Detection Time Is Key
In addition, detection times can range from hours to months, and in many cases, data exfiltration has occurred before detection. Host-level compromise in the cloud continues, and many cases involve “shadow IT” cloud deployments — deployments that receive limited security oversight and investment. The Services team has observed gaps in endpoint (instance/VM) detection capabilities, misconfigured logging, misconfigured firewall rules, and lack of system and application vulnerability management.
In some cases, security staff were already stretched thin in their efforts to secure on-premises resources, or they lacked familiarity and experience with cloud environments. In others, serious incidents affected infrastructure that was already slated to be decommissioned prior to compromise. The Services team considers these trends a contributing factor in compromises resulting from both nation-state and financially motivated operations.
We continue to recommend the following practices to help organizations prevent breaches of their cloud infrastructure:
Avoid using static API keys anywhere. Static keys pose a significant risk because they allow enduring access to large amounts of often-sensitive data. Instead, use ephemeral credentials for automated cloud activity and enforce the usage of these credentials only from authorized IP address space. Also, require MFA for all user-originated cloud activity.

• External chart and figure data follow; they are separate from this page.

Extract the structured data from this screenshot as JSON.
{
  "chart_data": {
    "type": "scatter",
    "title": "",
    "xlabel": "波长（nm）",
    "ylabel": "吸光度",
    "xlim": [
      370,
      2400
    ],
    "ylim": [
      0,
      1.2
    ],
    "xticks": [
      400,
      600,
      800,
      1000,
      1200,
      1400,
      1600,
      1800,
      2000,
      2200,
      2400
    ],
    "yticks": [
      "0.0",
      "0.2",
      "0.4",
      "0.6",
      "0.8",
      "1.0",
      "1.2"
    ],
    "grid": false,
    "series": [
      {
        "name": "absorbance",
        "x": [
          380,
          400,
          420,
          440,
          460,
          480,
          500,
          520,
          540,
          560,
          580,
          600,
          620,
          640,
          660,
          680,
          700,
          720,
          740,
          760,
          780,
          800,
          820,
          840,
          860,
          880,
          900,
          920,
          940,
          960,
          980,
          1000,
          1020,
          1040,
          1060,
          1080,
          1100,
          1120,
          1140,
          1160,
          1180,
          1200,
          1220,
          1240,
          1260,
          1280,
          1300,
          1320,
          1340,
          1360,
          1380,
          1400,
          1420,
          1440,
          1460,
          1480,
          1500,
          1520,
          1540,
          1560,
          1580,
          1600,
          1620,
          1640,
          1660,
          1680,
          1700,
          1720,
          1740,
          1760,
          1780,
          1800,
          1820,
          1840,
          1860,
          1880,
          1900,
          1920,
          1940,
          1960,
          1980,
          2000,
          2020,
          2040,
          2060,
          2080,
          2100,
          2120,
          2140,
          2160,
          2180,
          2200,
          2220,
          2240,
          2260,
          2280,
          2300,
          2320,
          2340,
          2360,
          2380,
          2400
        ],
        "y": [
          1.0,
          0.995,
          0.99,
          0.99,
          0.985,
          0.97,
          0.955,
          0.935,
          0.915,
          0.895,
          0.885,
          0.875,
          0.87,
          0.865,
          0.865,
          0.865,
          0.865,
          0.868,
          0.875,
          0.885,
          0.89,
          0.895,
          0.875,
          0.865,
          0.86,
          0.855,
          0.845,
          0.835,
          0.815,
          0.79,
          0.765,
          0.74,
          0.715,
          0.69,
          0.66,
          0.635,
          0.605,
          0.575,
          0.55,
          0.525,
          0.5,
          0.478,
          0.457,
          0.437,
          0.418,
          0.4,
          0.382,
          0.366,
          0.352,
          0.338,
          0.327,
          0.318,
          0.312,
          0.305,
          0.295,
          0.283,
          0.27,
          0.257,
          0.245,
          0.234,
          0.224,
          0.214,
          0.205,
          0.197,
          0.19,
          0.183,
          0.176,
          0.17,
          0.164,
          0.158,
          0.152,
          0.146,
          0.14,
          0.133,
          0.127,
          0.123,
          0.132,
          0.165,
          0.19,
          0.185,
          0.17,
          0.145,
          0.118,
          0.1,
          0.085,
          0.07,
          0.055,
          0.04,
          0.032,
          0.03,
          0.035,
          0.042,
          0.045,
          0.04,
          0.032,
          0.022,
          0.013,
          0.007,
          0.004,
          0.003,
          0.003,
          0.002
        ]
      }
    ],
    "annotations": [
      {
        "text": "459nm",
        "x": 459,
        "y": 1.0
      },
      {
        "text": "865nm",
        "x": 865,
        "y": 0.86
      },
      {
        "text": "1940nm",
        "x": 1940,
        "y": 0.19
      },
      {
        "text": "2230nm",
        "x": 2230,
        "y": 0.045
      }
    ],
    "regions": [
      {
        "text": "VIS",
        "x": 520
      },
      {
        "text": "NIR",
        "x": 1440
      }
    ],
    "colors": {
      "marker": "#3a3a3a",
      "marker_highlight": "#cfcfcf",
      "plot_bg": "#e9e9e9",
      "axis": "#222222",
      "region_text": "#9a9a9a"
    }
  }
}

Proactively manage cloud accounts and permissions. Begin this process by conducting an account inventory to ensure every resource has an identified owner/responsible party. Next, use a cloud account factory model to ensure new cloud accounts comply with security expectations from the start. You should also review permissions in legacy or to-be-decommissioned cloud accounts for excessive public access to hosts and storage services. Finally, find cloud accounts/subscriptions that are not being monitored by looking for references to unrecognized cloud accounts. This can be achieved by collaborating with the finance department to find unrecognized cloud subscriptions.
Enable logging and alerting. Enable detailed logging, including API and data object access logging, to the maximum extent affordable. Also, invest in and tune automated alerting to rapidly identify incidents and revert improper configuration changes.
Regularly review firewall rules on the cloud. Use automated and manual firewall ruleset reviews to avoid global-permit rules in both inbound and outbound contexts.